Em um cantinho ao lado do palco, Rafaella Sessenta, 32, alonga braços e pernas. Posiciona-se frente a uma câmera e aguarda a largada: o início de um show em tributo a Michael Jackson, realizado no domingo (31/5) em São Paulo. Rafaella é tradutora de libras (Língua Brasileira de Sinais) e trabalha em eventos culturais há oito anos. Ela diz que é preciso traduzir ao público surdo as letras e também o ritmo das músicas. Para entrar na cadência do astro do pop, dança junto (até mimetiza as mãos arqueadas de “Thriller”) e imita o tocar de instrumentos que se sobressaem: faz gestos de um bateristas, dedilha uma guitarra. Enquanto isso, a audiodescritora Livia Motta, 62, fica em uma cabine, ao fundo da plateia. Sua função é narrar aos espectadores cegos, munidos de fones de ouvido, o que acontece sobre o palco. No roteiro, conta ela, também faz um histórico sobre as músicas, o artista e a coreografia do espetáculo.

Para a analista de sistemas Talita Spulveda, 29, que perdeu a visão há cinco anos, as opções culturais para deficientes vêm crescendo. Em 2015, diz, compareceu a mais programas com audiodescrição do que nos últimos dois anos. Já a assistente administrativa Mellina Reis, 31, que é cega, acha que há mais programação para deficientes, “mas são em dias pontuais”. “Poderia ter mais vezes”, diz.

Para a museóloga e consultora de acessibilidade Amanda Tojal, há um crescimento desses espetáculos nos últimos cinco anos. Não só uma forma de atrair o público deficiente, mas também em decorrência de editais públicos de cultura, que muitas vezes exigem de projetos uma contrapartida de acessibilidade.

A casa de espetáculos HSBC Brasil adotou sessões com libras e audiodescrição a partir de 2011. Hoje, de acordo com o espaço, recebe programas assim ao menos uma vez por mês, com uma média de 80 surdos e cegos por dia. A Virada Cultural, que teve três espetáculos acessíveis em 2013 e 13 no ano seguinte, deve aumentar o número nesta edição (20 e 21/6), diz a Secretaria da Pessoa com Deficiência e Mobilidade Reduzida. No MAM, que também dá cursos para educadores atenderem os públicos cego e surdo, formou-se um grupo de estudos que promove saraus bilíngues: falado e em libras.

Por vezes, a tradução em libras serve como uma escada para o espetáculo, diz Rafaella, a tradutora de libras. É comum que comediantes de stand-up interajam com o tradutor. Em fevereiro, no Itaú Cultural, a Banda Estralo chegou a convidar o tradutor de libras para entrar no palco.

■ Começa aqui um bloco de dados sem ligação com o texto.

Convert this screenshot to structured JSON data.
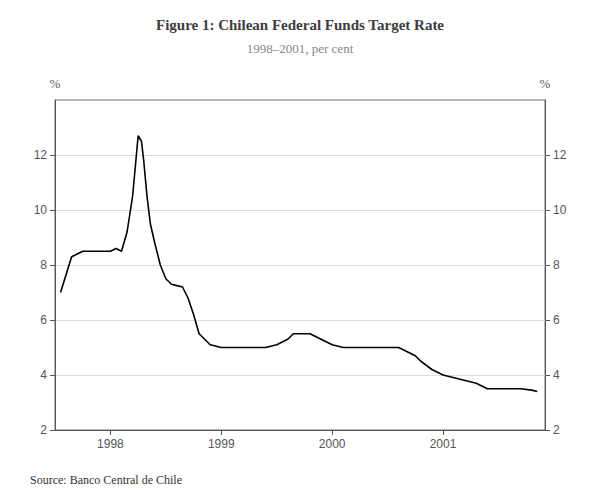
{
  "chart_data": {
    "type": "line",
    "title": "Figure 1: Chilean Federal Funds Target Rate",
    "subtitle": "1998–2001, per cent",
    "source": "Source: Banco Central de Chile",
    "ylabel": "%",
    "y2label": "%",
    "color": "#000000",
    "grid": true,
    "x": [
      1997.55,
      1997.65,
      1997.75,
      1997.83,
      1997.92,
      1998.0,
      1998.05,
      1998.1,
      1998.15,
      1998.2,
      1998.25,
      1998.28,
      1998.3,
      1998.33,
      1998.36,
      1998.4,
      1998.45,
      1998.5,
      1998.55,
      1998.6,
      1998.65,
      1998.7,
      1998.75,
      1998.8,
      1998.9,
      1999.0,
      1999.1,
      1999.2,
      1999.3,
      1999.4,
      1999.5,
      1999.6,
      1999.65,
      1999.7,
      1999.8,
      1999.9,
      2000.0,
      2000.1,
      2000.2,
      2000.3,
      2000.4,
      2000.5,
      2000.55,
      2000.6,
      2000.65,
      2000.7,
      2000.75,
      2000.8,
      2000.9,
      2001.0,
      2001.1,
      2001.2,
      2001.3,
      2001.4,
      2001.5,
      2001.6,
      2001.7,
      2001.8,
      2001.85
    ],
    "values": [
      7.0,
      8.3,
      8.5,
      8.5,
      8.5,
      8.5,
      8.6,
      8.5,
      9.2,
      10.5,
      12.7,
      12.5,
      11.8,
      10.5,
      9.5,
      8.8,
      8.0,
      7.5,
      7.3,
      7.25,
      7.2,
      6.8,
      6.2,
      5.5,
      5.1,
      5.0,
      5.0,
      5.0,
      5.0,
      5.0,
      5.1,
      5.3,
      5.5,
      5.5,
      5.5,
      5.3,
      5.1,
      5.0,
      5.0,
      5.0,
      5.0,
      5.0,
      5.0,
      5.0,
      4.9,
      4.8,
      4.7,
      4.5,
      4.2,
      4.0,
      3.9,
      3.8,
      3.7,
      3.5,
      3.5,
      3.5,
      3.5,
      3.45,
      3.4
    ],
    "xlim": [
      1997.5,
      2001.92
    ],
    "xticks": [
      1998,
      1999,
      2000,
      2001
    ],
    "ylim": [
      2,
      14
    ],
    "yticks": [
      2,
      4,
      6,
      8,
      10,
      12
    ],
    "y2lim": [
      2,
      14
    ],
    "y2ticks": [
      2,
      4,
      6,
      8,
      10,
      12
    ]
  }
}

A dança também tenta se adaptar. Em maio, a companhia Cisne Negro fez apresentações com audiodescrição. Desde 2013, a São Paulo Cia. de Dança faz sessões para cegos. Há um ano, adotou o aplicativo WhatsCine: em celulares e tablets, o público acompanha a obra com audiodescrição, legendas ou libras. O roteiro, conta Inês Borgéa, diretora artística do grupo, descreve cenários, figurinos, sensações e movimentos. Em algumas sessões, cegos podem chegar mais cedo, tocar no cenário e nos figurinos e sentir, em um boneco articulado, como são os movimentos. “São novos caminhos para a dança”, diz Borgéa.